Sometimes, they have written about how they didn’t realise that the way they themselves behaved could be interpreted as having a lack of consideration and kindness – explaining it was simply their manner and how they made sure they got through the day as efficiently as possible in a system often built on the foundation of complete and utter inefficiency. And yet now…now they understood.
While the books I read have been beautifully written, heart breaking at times, and often end terribly, the stories in them were not surprising. They tell truths about the system – and the lack of kindness – that people with diabetes face every day in every encounter.
When Kate Grainger launched #HelloMyNameIs, she was echoing the calls of countless people before her: please treat us like people. Please tell us what you are doing here. Please know we are scared. Please tell us who you are and what your role in my care will be.

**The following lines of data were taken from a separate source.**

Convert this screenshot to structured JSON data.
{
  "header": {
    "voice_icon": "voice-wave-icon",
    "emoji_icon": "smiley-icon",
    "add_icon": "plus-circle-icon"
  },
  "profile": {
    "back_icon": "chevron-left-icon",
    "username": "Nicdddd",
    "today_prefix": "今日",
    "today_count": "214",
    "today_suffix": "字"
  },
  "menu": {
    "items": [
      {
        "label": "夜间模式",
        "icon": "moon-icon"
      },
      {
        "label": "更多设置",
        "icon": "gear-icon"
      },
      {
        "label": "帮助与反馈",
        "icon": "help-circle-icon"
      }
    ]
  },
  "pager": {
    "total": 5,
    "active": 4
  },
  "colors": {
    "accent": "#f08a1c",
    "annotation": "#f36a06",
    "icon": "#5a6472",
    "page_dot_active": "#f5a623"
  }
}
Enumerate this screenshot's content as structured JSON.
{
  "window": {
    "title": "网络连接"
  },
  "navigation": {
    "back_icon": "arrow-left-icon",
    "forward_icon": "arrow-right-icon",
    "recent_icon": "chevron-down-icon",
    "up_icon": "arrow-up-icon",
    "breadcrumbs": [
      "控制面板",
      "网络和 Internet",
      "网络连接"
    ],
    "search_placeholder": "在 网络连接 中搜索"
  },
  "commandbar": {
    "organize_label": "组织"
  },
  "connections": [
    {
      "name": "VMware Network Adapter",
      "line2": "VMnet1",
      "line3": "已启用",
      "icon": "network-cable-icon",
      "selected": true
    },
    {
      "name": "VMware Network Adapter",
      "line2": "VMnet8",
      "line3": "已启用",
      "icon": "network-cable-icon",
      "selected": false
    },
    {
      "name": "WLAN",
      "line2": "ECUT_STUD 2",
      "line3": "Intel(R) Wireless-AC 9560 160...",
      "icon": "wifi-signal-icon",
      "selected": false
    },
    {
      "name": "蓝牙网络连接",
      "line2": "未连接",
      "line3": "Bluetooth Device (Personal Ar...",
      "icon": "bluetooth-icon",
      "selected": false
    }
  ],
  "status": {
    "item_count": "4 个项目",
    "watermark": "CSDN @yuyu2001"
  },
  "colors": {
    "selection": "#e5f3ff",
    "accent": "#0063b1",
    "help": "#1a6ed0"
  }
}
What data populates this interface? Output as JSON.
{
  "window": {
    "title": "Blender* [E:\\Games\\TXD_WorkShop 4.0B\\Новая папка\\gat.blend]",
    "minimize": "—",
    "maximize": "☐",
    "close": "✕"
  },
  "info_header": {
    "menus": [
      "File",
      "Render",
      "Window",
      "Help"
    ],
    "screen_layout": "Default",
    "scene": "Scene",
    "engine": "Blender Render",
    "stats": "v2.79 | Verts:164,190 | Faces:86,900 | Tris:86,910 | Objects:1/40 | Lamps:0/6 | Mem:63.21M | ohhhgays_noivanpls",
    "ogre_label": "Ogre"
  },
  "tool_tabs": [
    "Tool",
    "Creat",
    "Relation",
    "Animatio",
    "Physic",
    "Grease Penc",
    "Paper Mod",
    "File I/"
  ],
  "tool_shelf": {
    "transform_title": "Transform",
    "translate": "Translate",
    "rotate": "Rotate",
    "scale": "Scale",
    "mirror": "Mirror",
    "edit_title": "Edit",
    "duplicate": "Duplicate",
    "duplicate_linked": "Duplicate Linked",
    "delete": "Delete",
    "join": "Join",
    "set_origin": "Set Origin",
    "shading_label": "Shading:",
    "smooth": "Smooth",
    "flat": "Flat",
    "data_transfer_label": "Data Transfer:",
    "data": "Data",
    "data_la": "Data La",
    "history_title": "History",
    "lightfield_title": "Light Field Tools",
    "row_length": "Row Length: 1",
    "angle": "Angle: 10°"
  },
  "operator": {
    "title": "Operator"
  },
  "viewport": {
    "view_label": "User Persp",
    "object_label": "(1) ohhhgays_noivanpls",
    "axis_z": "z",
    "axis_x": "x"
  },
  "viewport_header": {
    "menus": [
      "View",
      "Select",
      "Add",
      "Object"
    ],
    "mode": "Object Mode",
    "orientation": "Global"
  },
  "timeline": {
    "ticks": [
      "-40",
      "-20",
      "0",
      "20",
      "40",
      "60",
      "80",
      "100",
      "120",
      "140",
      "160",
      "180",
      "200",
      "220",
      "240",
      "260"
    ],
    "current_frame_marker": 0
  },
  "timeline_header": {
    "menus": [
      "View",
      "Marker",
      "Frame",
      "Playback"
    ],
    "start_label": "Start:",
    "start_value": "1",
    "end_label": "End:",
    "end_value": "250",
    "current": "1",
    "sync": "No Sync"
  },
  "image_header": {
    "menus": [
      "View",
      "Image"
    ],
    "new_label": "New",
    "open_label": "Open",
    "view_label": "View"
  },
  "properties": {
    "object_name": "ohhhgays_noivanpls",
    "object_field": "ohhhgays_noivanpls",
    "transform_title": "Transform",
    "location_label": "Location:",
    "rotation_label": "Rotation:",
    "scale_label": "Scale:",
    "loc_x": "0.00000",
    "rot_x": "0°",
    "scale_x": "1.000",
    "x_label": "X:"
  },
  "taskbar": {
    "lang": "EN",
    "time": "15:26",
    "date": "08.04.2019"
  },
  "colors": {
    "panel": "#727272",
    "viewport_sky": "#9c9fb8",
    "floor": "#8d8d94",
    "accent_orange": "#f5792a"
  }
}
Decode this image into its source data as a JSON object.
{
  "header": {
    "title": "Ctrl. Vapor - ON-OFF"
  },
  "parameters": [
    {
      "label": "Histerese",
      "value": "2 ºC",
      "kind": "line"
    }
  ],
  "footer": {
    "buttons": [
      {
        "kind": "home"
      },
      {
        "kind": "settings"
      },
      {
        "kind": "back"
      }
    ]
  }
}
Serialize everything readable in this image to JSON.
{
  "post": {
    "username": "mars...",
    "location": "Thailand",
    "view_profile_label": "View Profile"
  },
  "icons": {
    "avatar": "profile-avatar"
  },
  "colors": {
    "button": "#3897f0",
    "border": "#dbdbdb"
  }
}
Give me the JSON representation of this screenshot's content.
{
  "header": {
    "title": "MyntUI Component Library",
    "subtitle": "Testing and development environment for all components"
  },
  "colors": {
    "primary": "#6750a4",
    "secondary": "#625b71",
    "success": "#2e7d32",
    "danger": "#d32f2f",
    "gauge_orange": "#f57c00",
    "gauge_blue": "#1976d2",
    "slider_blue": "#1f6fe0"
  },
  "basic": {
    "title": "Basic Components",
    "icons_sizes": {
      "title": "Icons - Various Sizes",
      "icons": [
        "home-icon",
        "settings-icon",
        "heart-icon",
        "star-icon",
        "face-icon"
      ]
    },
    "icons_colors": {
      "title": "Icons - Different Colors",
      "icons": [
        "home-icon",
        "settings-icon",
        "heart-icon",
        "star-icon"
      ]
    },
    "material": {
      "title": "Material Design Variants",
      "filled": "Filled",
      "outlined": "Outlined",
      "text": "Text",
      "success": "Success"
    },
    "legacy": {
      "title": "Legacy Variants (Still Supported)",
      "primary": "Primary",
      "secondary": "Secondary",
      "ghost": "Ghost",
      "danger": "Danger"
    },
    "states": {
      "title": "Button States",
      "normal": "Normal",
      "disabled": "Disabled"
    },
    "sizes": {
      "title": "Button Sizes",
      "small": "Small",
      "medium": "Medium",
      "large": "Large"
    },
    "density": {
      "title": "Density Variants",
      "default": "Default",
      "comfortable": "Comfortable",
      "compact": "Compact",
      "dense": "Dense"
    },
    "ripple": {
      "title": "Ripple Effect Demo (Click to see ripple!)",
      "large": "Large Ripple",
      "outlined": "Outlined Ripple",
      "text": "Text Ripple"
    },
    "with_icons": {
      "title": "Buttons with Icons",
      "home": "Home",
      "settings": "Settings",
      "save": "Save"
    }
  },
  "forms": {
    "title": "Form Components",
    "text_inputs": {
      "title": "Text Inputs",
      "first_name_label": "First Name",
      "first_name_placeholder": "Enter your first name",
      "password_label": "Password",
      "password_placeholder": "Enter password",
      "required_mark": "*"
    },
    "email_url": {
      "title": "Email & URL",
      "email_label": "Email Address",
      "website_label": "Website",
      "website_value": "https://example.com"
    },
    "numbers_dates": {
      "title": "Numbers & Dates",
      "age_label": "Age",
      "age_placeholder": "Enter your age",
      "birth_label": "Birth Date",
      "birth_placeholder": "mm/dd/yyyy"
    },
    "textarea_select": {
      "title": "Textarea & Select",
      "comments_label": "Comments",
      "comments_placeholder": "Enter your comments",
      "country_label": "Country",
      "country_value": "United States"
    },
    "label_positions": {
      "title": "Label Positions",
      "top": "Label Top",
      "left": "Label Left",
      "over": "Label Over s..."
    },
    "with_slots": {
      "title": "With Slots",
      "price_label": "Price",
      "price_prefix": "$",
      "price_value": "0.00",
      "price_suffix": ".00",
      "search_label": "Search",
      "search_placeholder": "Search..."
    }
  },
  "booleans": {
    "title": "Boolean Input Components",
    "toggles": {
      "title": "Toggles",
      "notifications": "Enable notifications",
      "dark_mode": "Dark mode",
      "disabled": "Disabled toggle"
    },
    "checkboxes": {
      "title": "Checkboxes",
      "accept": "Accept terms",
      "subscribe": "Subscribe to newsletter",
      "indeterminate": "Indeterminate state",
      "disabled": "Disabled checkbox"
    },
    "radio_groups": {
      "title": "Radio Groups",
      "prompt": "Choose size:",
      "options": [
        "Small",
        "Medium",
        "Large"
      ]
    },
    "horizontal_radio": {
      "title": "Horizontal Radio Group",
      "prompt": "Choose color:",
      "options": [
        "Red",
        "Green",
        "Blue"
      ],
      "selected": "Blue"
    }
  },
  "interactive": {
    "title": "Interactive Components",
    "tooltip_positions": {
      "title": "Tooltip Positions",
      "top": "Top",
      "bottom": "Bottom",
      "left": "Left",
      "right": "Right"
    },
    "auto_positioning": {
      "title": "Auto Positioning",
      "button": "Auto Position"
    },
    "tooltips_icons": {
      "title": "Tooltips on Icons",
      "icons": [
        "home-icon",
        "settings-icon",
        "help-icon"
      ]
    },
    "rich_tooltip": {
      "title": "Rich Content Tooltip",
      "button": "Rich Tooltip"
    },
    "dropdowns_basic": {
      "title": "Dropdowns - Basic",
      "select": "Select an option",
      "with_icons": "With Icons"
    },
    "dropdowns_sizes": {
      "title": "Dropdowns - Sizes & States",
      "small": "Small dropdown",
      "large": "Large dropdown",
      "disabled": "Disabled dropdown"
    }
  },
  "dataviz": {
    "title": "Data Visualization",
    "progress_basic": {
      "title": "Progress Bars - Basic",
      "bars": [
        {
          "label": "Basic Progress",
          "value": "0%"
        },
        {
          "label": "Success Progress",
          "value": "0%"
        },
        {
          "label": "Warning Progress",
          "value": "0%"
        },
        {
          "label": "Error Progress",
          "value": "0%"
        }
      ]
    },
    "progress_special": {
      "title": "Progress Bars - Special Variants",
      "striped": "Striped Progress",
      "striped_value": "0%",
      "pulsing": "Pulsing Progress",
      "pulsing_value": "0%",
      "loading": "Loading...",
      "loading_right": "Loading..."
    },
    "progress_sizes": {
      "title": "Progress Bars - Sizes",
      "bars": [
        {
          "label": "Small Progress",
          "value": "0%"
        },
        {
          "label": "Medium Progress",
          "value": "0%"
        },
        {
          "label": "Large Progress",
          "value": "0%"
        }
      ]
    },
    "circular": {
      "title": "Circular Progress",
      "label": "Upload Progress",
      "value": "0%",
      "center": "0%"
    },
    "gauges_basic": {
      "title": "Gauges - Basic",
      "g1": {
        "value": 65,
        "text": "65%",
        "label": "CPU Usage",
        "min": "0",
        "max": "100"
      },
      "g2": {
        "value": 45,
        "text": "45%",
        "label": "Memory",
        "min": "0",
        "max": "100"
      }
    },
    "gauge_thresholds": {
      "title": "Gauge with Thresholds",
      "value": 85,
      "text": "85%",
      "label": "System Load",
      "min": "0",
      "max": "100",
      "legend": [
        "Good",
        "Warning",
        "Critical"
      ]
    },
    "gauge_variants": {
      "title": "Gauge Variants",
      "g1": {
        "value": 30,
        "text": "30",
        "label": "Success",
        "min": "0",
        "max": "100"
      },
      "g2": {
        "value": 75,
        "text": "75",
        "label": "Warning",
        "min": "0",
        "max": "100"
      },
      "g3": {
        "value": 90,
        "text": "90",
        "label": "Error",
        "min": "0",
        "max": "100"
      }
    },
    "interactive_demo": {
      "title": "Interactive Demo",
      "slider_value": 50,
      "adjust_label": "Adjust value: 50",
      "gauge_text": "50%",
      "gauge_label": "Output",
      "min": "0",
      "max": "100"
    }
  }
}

She did it beautifully, simply, eloquently and changed the landscape of healthcare communication. I am so sad that she had to be so ill for this to happen. But her legacy is one for which I am so grateful.
Kindness in healthcare makes all the difference. Some may think it is completely unnecessary and that as long as we are receiving the right diagnosis, good care and excellent treatment, there is nothing more we need. But that is not true. Kindness adds a human element. We need warm hands, warm hearts and warm words alongside the cool tech, sterile environments and scary diagnoses.
Kindness takes no more time; it takes no more effort. But it’s effects can indeed be monumental.